Tutta colpa della musica, Stefania Sandrelli è Elisa: “Una donna come tante, con dei problemi familiari”

di Diego Odello

Stefania Sandrelli parla di Tutta colpa della musica, il film prodotto da Attilio De Razza, diretto da Ricky Tognazzi da un soggetto di Simona Izzo e Leonardo Marini, scritto in collaborazione con Silvia Ebreui. L’attrice descrive Elisa, il personaggio che interpreta:

Sono certa che anche a 60 anni si possa amare e forse, paradossalmente, in modo più compiuto, dato che, avendo già percorso un pezzo importante di vita, si può essere più consapevoli. Il mio è un ruolo che ho amato da subito, Elisa e’ una donna come tante, con dei problemi familiari. Da qualche anno suo marito è gravemente invalido. Lei se ne occupa con amore, con dedizione, ma questa tragedia è un trauma che ne’ lei ne’ i suoi figli sono ancora riusciti a superare. Per fortuna ha la musica, ha il canto, e’ un soprano con una splendida voce che le permette di partecipare a un coro dove avrà la possibilità di avere altri rapporti che la solleveranno da una vita ormai segnata.

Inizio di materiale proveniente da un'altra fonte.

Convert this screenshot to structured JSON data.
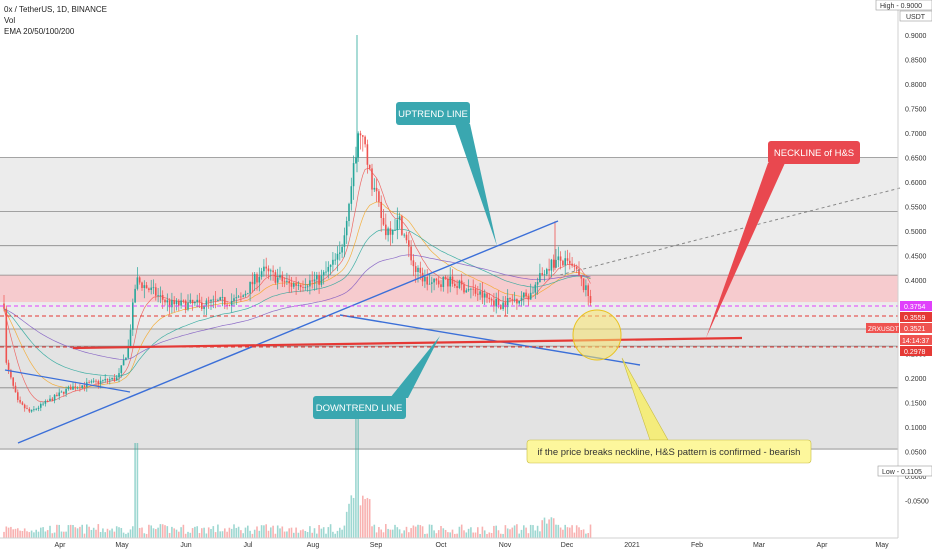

Per l’attrice la musica è importante quanto per il suo personaggio:

Per me la musica è nutrimento, e io – da Puccini al Jazz e poi altra grande musica che ho avuto la fortuna di ascoltare alla Bussola, da mio fratello Sergio, grande pianista classico, a Gino Paoli -, mi sono nutrita alla sorgente della musica da quando sono nata. La considero la più alta delle arti. Quando ascolto un brano che amo, volo!